Genes found in the fertile leaves of ferns, where spores are made, have counterparts in seeds and pollen.DAVID RANDALL

That fern’s genome also contains a trio of genes that regulate seed development in flowering plants, adds Hongzhi Kong, a plant evolutionary developmental biologist at the Chinese Academy of Sciences’s Institute of Botany. Ferns, Yan says, are “evolutionarily pivotal for a comprehensive understanding of the origin and diversification of the seed.” The cycad genome contains similar networks, showing they were active in the earliest seed plants, notes Shouzhou Zhang, the botanist at the Fairy Lake Botanical Garden in Shenzan, who led its sequencing.

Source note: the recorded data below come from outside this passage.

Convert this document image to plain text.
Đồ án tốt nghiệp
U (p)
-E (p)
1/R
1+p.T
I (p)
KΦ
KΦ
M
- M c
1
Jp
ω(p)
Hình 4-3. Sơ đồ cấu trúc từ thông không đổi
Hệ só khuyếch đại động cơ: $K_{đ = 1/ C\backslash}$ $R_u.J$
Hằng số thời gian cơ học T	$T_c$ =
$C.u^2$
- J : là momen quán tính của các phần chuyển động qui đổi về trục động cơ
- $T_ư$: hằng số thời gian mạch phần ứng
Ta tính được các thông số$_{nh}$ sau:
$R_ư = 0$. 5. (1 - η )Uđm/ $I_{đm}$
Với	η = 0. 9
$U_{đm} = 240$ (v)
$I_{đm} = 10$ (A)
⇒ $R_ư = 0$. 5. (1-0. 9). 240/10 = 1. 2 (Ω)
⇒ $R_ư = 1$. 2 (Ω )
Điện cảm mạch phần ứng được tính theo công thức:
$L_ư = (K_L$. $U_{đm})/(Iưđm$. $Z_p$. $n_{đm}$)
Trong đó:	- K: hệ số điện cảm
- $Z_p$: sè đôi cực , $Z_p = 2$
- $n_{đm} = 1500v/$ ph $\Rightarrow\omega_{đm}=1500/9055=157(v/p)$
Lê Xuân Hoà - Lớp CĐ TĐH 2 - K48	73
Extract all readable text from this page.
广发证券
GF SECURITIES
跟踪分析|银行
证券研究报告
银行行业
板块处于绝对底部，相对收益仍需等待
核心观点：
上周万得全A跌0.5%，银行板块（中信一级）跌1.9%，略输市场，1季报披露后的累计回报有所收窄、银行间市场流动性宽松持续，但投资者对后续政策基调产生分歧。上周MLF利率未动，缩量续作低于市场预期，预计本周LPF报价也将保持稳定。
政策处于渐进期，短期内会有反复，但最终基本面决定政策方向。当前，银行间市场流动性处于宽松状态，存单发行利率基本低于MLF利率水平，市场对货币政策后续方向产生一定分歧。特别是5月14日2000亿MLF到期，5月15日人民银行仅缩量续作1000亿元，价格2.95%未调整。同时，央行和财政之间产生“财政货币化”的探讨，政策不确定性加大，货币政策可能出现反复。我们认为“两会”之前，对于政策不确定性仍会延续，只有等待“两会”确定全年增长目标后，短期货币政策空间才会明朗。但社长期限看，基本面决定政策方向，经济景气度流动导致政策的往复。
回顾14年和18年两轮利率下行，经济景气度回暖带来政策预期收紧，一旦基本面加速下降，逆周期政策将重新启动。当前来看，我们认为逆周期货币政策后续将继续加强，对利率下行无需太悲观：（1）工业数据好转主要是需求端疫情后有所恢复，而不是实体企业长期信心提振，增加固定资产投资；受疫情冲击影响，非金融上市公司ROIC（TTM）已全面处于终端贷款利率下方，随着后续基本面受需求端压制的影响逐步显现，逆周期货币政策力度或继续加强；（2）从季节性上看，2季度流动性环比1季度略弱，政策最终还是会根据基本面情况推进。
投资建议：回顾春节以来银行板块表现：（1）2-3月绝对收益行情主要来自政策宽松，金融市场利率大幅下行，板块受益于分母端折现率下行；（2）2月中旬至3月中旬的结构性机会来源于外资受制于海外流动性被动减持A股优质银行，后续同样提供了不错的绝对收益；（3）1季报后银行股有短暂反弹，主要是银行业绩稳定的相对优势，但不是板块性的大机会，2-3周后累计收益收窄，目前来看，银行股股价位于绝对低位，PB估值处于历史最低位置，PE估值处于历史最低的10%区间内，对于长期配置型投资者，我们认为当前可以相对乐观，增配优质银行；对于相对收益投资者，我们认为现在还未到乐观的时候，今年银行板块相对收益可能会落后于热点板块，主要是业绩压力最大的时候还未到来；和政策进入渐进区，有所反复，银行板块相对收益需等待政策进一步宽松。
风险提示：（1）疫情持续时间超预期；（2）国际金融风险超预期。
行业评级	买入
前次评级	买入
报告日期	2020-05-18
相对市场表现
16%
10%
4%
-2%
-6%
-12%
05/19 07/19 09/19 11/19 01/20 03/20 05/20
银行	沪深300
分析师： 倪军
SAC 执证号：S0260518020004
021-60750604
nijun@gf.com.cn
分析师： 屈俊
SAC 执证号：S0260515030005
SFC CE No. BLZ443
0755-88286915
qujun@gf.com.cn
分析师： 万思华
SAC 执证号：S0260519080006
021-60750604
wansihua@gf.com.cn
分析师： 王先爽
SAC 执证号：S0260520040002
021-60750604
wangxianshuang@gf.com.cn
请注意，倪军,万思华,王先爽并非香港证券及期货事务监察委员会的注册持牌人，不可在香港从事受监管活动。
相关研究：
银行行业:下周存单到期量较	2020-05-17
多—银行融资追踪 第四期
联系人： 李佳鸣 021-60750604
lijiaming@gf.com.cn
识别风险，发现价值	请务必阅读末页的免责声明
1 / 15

The new genomes shed light on one reason such insights were slow in coming: Ferns “are notoriously known to have gigantic genomes,” says Fay-Wei Li, a plant evolutionary biologist at Cornell University. Researchers had assumed a process called whole genome duplication, in which an organism’s complement of DNA is doubled during reproduction, explains their genome size. But, “We’re not seeing the genome doubling footprint that we thought we would,” says Paul Wolf, a plant geneticist at the University of Alabama, Huntsville. Instead, the ferns and the cycad gained the bulk of their DNA from the accumulation of mobile DNA—transposons and other genetic elements that infect genomes and multiply, or repetitive DNA, short sequences that got copied over and over again.

The four new genomes are also changing views about whether plants experience horizontal gene transfer. Microbes are known to swap genes all the time, helping them adapt to new conditions, but multicellular organisms seemed to borrow genes only rarely. However, the genomes of the ferns and cycad contain a surprising number of genes from bacteria and fungi. “It is remarkable that we see genes of bacterial and fungal origin in vascular plants,” Kong says.

For example, the cycad sequenced has four copies of a fungal gene for a cytotoxin, a protein that can bore holes in foreign cells, and the Ceratopteris genome has 36 copies of another cytotoxin gene from a bacterium. These acquired genes could have bolstered their new hosts’ defenses against pathogens or herbivores.

Verónica Di Stilio, a botanist at the University of Washington, Seattle, expects more surprises from the newly unveiled genomes. “Having reference genomes representative of each of the major plant lineages opens up so many possibilities,” she says. “Genomes are tools, the tip of the iceberg.”